Essentially, the Linux Foundation created this program to address a lot of the FUD relating to using open source software with proprietary software. I think this is a noble objective, as there definitely is quite a lot of that FUD out there. So what are the components of the program (from the perspective of a of proprietary Software or SAAS company).
[Note to Self: need to check what OS these run on, as it may not be that useful for us]
- Dependency Checker – checks for dynamic and static links.
- Code Janitor – scans for certain keyword before the code is released.

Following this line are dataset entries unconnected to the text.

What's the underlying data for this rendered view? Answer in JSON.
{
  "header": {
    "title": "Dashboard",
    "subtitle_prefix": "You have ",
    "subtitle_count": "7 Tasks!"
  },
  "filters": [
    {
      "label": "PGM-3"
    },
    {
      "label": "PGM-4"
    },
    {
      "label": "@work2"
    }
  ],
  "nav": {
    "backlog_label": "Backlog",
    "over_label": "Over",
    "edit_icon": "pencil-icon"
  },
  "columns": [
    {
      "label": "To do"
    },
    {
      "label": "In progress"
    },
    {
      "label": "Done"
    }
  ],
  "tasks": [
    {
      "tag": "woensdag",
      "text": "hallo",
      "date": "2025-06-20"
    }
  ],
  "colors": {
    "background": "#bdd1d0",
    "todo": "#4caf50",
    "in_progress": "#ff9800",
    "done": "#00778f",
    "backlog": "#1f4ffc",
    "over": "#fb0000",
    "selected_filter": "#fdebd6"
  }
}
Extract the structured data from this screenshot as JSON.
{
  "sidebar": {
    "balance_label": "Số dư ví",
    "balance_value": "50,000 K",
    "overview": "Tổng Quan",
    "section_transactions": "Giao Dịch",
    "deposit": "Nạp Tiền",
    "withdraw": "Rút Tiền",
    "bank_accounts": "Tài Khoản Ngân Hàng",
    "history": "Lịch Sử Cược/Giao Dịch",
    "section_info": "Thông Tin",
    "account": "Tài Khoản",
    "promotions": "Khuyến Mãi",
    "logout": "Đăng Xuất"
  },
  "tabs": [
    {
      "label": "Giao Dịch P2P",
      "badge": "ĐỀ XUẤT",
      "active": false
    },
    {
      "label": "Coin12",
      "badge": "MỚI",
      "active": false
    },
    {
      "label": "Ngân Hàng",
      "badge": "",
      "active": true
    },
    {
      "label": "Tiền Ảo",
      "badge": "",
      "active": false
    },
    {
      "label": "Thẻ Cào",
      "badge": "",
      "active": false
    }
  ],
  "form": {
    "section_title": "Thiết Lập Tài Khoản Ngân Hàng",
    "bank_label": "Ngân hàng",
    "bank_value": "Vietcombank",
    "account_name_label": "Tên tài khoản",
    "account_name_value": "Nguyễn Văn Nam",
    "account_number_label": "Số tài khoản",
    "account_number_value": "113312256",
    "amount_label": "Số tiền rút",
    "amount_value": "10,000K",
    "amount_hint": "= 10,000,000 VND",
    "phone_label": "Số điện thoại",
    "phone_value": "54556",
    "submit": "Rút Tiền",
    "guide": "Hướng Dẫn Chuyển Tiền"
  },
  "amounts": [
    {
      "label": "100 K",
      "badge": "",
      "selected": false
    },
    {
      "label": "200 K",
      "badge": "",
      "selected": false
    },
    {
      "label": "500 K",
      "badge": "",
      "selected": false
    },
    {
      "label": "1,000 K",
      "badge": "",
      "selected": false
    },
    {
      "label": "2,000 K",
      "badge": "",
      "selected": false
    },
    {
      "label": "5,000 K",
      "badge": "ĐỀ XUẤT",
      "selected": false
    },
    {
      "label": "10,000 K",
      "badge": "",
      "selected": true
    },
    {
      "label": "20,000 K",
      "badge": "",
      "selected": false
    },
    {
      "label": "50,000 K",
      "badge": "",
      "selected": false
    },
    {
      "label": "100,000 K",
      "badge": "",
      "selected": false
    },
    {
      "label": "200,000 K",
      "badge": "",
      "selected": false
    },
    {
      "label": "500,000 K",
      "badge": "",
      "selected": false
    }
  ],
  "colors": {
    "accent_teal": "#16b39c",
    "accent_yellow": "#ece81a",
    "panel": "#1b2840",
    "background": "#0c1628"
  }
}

- Bill of Material Difference Checker – provides the ability to more accurately track components of the software.
- Link to the TOOLS WEBSITE for more details.
2) SELF ASSESSMENT CHECKER
- Here is the checklist. Link
3) SOFTWARE PACKAGE DATA EXCHANGE (SPDX).
[Note to Self: While this sounds good on its face, it sounds like they are trying to lead the industry into disclosing all embedded open source software to (a) customers and (b) partners, etc. in the form of the Bill of Material (not sure this is a good thing or even necessary; sounds like it will mainly add complexity and delay (at least in certain situations))]
- Black Duck Software is deeply involved in this Working Group, so I understand why this benefits them. The more they can force the industry to become transparent about embedded open source, the more software companies will need tools like theirs. I am not say they are bad folks (as I have only heard great things about this company), but I am trying to share my thoughts on the possible motivations and direction the industry may be heading.
- You can read more about this HERE (see page 2 about disclosing this information to third parties).
4) COMPLIANCE DIRECTORY AND RAPID ALERT SYSTEM.
[Note to Self: Sounds like a good idea, as it will help to create a direct link between the open source providers and the open source compliance officers at various companies]
5) TRAINING AND EDUCATION.
[Note to Self: Only good things can come from this] MORE INFO HERE.
Whew. Ok, so if you have a Software or SAAS company, take a read (or have your head of development take a read), especially if you embed open source software in your software.
Disclaimer: This is for informational and educational purposes, and no legal advice is provided. Consult your attorney for legal advice.